The plates of a parallel plate capacitor are charged to 100V. Then a 4mm thick dielectric slab is inserted between the plates and then to obtain the original potential difference , the distance between the system plates is increased by 2.00 mm. the dielectric constant of the slab is

To solve the problem, we need to find the dielectric constant (k) of the dielectric slab inserted between the plates of a parallel plate capacitor. Here’s a step-by-step solution: ### Step 1: Understand the Initial Setup The initial voltage (V) across the capacitor plates is given as 100V. The thickness of the dielectric slab (T) is 4 mm.

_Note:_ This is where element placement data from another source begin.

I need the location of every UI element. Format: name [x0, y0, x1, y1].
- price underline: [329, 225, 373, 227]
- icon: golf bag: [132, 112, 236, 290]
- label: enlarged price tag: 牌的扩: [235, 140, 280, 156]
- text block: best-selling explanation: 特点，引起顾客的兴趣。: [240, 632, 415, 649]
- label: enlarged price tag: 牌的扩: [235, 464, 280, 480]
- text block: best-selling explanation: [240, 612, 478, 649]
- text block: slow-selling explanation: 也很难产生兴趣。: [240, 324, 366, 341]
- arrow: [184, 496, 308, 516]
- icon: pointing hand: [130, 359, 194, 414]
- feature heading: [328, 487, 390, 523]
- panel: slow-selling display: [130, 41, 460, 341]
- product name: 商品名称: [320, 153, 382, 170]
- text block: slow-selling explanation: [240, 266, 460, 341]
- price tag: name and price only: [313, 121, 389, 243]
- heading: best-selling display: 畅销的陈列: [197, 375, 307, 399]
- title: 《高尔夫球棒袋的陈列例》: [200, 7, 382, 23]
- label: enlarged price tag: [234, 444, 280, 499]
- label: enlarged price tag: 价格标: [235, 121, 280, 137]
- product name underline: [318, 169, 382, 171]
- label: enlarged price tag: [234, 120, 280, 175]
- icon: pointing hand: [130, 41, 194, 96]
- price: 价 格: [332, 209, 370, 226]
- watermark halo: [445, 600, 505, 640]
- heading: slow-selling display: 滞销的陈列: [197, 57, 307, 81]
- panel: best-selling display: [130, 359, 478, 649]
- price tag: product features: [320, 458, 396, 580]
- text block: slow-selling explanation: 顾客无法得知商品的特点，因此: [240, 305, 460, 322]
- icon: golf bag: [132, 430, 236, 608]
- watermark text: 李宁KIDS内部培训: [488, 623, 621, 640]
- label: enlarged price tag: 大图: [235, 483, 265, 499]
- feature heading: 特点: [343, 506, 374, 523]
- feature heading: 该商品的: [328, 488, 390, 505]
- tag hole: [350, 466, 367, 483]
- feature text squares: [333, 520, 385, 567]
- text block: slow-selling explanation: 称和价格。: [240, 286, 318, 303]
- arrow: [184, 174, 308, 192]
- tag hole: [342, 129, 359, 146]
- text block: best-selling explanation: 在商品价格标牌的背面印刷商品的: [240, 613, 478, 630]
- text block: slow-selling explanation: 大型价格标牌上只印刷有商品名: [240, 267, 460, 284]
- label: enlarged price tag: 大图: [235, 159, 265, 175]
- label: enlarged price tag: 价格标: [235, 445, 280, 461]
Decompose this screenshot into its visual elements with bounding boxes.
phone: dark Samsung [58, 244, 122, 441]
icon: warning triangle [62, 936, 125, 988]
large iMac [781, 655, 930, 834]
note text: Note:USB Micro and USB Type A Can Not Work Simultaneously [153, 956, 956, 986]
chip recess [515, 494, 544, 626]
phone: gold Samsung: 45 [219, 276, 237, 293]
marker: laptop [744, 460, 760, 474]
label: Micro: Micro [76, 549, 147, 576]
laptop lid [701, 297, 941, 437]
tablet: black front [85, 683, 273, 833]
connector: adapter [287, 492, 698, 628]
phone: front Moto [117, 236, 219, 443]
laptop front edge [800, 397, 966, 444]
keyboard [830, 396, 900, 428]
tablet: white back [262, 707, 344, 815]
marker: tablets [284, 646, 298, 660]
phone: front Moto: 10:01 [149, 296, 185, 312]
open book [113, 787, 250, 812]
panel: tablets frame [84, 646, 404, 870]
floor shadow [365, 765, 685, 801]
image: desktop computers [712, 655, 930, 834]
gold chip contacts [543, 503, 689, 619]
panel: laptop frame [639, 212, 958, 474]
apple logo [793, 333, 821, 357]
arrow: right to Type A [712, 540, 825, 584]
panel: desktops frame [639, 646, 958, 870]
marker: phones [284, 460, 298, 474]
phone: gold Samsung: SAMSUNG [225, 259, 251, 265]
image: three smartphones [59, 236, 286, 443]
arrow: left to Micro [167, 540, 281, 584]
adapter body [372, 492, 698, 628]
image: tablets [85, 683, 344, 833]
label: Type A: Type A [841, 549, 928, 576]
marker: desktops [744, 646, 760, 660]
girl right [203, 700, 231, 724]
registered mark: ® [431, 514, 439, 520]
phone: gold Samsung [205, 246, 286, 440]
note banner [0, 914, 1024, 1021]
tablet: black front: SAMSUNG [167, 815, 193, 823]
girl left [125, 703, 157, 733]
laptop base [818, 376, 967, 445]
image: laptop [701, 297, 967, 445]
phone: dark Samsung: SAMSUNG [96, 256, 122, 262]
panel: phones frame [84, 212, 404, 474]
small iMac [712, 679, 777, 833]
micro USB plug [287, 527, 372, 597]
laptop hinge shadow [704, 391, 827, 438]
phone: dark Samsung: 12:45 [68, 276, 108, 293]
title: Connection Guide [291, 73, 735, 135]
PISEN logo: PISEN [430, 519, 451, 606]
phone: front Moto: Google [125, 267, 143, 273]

When the dielectric slab is inserted, the distance between the plates is increased by 2 mm to maintain the original potential difference. ### Step 2: Define the Variables - Let \( D \) be the original distance between the plates. - After inserting the dielectric slab, the new distance \( D' \) becomes \( D + 2 \) mm. - The thickness of the dielectric slab \( T = 4 \) mm. ### Step 3: Relate the Capacitance with and without Dielectric The capacitance of a parallel plate capacitor without dielectric is given by: \[ C = \frac{\epsilon_0 A}{D} \] When the dielectric slab is inserted, the effective distance between the plates becomes \( D' = D + 2 \) mm, and the capacitance with the dielectric is: \[ C' = \frac{\epsilon_0 A}{D - T} \cdot k \] Where \( k \) is the dielectric constant of the slab. ### Step 4: Set Up the Equation Since the potential difference remains the same (100V), we can equate the capacitances: \[ \frac{Q}{V} = C = \frac{\epsilon_0 A}{D} \quad \text{and} \quad \frac{Q}{V} = C' = \frac{\epsilon_0 A k}{D + 2 - T} \] This gives us: \[ \frac{\epsilon_0 A}{D} = \frac{\epsilon_0 A k}{D + 2 - T} \] ### Step 5: Cancel Out Common Terms We can cancel \( \epsilon_0 A \) from both sides (assuming they are non-zero): \[ \frac{1}{D} = \frac{k}{D + 2 - T} \] ### Step 6: Rearranging the Equation Cross-multiplying gives: \[ D + 2 - T = kD \] Rearranging this, we get: \[ kD = D + 2 - T \] Substituting \( T = 4 \) mm: \[ kD = D + 2 - 4 \] Which simplifies to: \[ kD = D - 2 \] ### Step 7: Solve for k Now, we can express k as: \[ k = \frac{D - 2}{D} \] ### Step 8: Determine the Value of D Since the problem does not provide the original distance \( D \), we can assume a value for \( D \). However, we know that \( D \) must be greater than 4 mm (the thickness of the dielectric slab). For simplicity, let’s assume \( D = 6 \) mm: \[ k = \frac{6 - 2}{6} = \frac{4}{6} = \frac{2}{3} \] ### Step 9: Conclusion Thus, the dielectric constant \( k \) of the slab is \( \frac{2}{3} \).